Covid-19 : l'Union européenne demande aux opérateurs télécoms, dont Orange, de pister leurs clients
Lors d'un entretien téléphonique le 23 mars 2020, le commissaire européen chargé du marché intérieur, Thierry Breton, s'est entretenu avec plusieurs opérateurs télécoms – dont Orange et Deutsche Telekom – pour leur demander de fournir aux gouvernements les données mobiles liées au positionnement géographique de leurs clients.
Une fois les données agrégées et anonymisées, l'objectif sera de suivre en temps réel la propagation du Covid-19 afin de savoir où les demandes de matériel médical sont les plus pressantes. Concrètement, les informations récoltées vont permettre de savoir où les personnes contaminées sont allées, voire quelles interactions sociales elles ont eu, pour repérer les populations susceptibles d'avoir été exposées au virus. Interrogé par Politico, Thierry Breton a précisé qu'un seul opérateur sera sélectionné par pays et que le dispositif doit être mis en place le plus rapidement possible.

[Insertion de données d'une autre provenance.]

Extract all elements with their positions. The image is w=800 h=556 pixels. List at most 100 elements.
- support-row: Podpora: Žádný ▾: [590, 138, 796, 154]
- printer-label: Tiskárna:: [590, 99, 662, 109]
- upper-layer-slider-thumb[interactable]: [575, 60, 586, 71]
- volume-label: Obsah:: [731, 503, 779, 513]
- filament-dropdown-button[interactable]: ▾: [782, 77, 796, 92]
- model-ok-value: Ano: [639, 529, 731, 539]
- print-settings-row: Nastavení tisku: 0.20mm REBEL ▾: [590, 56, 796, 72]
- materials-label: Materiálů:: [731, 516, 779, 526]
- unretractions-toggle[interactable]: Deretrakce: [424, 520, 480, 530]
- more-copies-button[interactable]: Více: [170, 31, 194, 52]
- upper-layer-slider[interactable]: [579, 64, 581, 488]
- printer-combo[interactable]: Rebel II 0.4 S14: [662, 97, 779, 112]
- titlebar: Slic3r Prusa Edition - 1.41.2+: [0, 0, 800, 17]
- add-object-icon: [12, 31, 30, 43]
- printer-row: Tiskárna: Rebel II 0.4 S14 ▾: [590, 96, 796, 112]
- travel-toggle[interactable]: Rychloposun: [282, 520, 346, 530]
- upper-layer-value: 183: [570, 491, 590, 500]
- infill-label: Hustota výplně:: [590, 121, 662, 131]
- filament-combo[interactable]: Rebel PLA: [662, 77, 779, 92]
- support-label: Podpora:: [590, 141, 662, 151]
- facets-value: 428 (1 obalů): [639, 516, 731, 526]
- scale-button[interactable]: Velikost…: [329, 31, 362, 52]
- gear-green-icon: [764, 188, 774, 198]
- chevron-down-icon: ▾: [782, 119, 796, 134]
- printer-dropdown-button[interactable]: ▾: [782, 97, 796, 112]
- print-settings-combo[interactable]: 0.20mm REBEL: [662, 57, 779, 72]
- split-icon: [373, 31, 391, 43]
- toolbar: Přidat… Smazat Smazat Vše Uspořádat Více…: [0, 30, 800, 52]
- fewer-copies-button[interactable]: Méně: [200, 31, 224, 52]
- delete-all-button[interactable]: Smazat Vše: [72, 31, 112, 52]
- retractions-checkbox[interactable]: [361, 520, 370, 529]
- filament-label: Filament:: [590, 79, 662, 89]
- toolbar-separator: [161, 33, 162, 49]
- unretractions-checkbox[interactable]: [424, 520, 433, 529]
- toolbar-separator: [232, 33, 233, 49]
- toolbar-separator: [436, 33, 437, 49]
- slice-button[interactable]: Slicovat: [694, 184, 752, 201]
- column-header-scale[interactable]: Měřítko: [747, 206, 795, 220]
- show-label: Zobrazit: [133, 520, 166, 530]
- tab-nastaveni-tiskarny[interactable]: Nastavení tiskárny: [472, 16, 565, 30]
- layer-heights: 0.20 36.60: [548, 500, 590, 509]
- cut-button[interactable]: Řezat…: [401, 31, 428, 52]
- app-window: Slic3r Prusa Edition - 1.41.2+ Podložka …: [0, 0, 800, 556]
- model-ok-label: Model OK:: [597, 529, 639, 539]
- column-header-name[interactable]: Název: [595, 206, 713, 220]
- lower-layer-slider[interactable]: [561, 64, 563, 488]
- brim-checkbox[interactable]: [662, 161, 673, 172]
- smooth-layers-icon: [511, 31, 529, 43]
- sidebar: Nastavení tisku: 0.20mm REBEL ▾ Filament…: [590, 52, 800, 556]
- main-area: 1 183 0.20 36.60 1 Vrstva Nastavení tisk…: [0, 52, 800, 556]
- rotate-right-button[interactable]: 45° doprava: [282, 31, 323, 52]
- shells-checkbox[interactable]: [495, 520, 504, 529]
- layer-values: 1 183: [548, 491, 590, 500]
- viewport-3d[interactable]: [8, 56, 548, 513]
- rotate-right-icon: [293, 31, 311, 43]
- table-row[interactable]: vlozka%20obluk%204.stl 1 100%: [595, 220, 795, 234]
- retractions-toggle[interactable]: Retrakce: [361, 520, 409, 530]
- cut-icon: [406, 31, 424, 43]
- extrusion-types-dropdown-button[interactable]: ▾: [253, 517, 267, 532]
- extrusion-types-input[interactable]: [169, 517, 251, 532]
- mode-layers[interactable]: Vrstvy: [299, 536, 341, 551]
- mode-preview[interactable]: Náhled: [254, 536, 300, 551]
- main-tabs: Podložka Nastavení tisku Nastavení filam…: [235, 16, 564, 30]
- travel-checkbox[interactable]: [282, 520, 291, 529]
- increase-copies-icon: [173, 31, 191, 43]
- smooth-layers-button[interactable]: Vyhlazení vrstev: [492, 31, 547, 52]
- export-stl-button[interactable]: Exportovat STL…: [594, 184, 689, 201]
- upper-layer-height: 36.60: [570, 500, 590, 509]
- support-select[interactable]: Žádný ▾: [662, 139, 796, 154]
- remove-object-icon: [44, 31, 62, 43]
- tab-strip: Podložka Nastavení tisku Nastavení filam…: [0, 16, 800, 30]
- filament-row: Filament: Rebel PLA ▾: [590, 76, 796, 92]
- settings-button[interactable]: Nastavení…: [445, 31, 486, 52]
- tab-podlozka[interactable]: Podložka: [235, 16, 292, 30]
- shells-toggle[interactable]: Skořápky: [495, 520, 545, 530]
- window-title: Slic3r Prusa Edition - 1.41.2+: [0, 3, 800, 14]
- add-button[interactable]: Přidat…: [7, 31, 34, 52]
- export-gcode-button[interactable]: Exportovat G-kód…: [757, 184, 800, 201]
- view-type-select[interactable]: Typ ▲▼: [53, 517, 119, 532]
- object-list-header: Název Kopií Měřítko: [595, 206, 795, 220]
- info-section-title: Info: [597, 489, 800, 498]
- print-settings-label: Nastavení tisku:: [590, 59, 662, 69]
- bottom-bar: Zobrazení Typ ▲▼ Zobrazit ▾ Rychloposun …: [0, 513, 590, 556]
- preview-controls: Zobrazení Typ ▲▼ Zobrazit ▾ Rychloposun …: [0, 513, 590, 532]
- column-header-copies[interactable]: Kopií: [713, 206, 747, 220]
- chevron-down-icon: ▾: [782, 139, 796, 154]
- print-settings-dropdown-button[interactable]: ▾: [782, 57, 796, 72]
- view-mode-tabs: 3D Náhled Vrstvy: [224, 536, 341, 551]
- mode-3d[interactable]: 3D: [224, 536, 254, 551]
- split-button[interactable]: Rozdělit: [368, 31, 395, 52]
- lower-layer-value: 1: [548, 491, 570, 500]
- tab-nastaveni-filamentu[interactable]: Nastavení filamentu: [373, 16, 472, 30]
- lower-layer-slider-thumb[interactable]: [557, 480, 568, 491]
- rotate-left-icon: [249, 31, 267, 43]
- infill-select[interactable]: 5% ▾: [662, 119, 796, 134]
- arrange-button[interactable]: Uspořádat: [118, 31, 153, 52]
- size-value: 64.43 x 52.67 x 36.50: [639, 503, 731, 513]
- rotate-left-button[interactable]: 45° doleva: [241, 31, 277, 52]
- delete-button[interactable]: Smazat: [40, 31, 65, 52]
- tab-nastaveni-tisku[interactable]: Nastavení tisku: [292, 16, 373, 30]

L'UE est responsable du respect du RGPD
D'après le projet, la Commission sera responsable de l'utilisation faite de ces millions de données. En tant que responsable de traitement, Bruxelles pourra être poursuivie en cas de vol de données ou de leur utilisation disproportionnée. Le Contrôleur européen de la protection des données sera largement impliqué dans les prises de décision pour veiller au strict respect du Règlement général sur la protection des données (RGPD).
Côté français, la question de l'utilisation des données des opérateurs télécoms se pose également. Interviewé par Le Figaro le 20 mars 2020, le PDG d'Orange, Stéphane Richard, a annoncé travailler avec l'Institut national de la santé et de la recherche médicale (Inserm). Si l'objectif est de permettre aux épidémiologistes de modéliser la propagation du virus, les données pourraient également servir à évaluer "l'efficacité des mesures de confinement".
Or ce projet nécessite d'importants ajustements juridiques. "Il faudrait pouvoir garder des données sur une durée de temps longue, or actuellement nous devons les supprimer au bout d’un an. Nous voudrions les garder deux ans", précisait Stéphane Richard. Rappelons que la Commission nationale de l'informatique et des libertés (Cnil) est extrêmement stricte sur la durée de conservation des données dans le cadre de la géolocalisation.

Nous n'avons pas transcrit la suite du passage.